Сильвен смущенно почесал подбородок, всегда казавшийся небритым. Не проходило и часа, после того как он тщательно скреб кожу бритвой, а там уже пробивалась темная щетина, да и курчавые волосы, и даже брови у Сильвена росли густо, как у фавна. Если подумать, он с его мягкими губами и карими глазами и впрямь походил на фавна. Впечатление усиливали слегка заостренные уши, не говоря уже о почти неутолимом желании вкусно поесть и хорошо выпить. В Сильвене причудливым образом соединялись сила и ранимость, взрослый мужчина и неотесанный мальчишка. Иногда Лиске казалось, что у всех мужчин мечты и желания девятилетнего ребенка – по крайней мере у тех, кто ей нравился.

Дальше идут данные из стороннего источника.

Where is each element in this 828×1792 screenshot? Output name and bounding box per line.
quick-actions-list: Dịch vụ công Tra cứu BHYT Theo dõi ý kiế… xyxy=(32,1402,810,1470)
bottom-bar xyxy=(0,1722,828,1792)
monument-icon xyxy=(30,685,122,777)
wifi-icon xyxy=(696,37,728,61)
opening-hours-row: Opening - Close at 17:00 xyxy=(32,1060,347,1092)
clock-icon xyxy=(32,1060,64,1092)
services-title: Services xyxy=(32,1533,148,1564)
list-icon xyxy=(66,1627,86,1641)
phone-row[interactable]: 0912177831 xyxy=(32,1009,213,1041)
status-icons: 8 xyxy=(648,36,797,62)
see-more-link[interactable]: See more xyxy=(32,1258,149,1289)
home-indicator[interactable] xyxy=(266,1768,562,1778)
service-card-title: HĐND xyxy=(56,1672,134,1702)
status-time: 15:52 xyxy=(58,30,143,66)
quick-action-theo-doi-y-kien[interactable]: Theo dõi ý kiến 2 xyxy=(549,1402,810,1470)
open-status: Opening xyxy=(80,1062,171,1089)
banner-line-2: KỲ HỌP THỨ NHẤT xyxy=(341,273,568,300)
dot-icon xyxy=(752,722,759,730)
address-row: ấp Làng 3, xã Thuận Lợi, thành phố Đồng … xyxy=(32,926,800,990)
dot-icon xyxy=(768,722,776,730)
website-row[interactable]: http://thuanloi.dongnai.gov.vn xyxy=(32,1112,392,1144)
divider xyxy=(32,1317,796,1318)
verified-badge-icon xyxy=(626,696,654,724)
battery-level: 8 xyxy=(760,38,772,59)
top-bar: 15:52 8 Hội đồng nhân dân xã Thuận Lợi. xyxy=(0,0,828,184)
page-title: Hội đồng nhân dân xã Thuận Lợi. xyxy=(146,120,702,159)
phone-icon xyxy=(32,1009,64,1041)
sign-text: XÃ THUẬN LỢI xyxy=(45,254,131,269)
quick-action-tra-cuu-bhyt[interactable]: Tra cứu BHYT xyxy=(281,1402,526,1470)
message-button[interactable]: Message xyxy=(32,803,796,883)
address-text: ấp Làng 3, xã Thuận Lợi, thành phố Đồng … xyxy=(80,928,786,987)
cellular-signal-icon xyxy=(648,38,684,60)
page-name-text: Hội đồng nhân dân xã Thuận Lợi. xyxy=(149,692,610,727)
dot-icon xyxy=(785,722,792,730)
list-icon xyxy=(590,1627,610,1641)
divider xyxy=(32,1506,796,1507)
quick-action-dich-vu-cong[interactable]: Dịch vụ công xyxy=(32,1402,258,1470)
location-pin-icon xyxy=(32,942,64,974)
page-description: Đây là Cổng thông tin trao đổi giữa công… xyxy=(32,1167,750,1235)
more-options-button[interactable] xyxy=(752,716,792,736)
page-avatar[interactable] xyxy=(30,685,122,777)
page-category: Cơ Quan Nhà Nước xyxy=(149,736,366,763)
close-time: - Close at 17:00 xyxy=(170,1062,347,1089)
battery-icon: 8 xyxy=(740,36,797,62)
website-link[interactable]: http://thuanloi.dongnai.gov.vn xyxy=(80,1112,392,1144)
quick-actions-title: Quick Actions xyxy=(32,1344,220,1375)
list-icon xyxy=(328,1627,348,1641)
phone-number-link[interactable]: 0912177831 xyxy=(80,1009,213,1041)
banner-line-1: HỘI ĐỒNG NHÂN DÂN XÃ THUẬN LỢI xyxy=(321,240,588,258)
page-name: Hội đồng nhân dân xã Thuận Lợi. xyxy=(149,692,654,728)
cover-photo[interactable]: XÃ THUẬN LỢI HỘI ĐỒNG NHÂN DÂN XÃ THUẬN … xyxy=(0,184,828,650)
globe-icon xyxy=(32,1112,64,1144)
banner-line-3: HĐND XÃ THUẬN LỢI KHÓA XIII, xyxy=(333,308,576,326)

– Прости, это все твои рыжие волосы. – Сильвен бросил мрачный взгляд на другую сторону улицы, что должно было, по-видимому, послужить предостережением гоилу. – Они напоминают мне о дочке. Об одной из них, у меня их три. Tabarnak, разве я не рассказывал? – Он проводил глазами дрожки, словно хотел умчаться прочь от собственных мыслей. Было видно, что ему что-то нужно.

Привратник сердито посмотрел на нее, когда она остановилась перед открытыми воротами.

– Что-то еще, Сильвен?

Он разглядывал костяшки пальцев правой руки.

– Не знаю, как и сказать… Ты и Джекоб… вы ведь разбираетесь во всех этих волшебных штуковинах. Ты, случайно, не знаешь, есть ли такая, чтобы вернуть потерянную любовь?

Он старался говорить с обычной беспечностью, но Лиска услышала за его словами тоску, надежду, печаль прошлых дней. Она бы с радостью сказала «да», но такого волшебства не знала.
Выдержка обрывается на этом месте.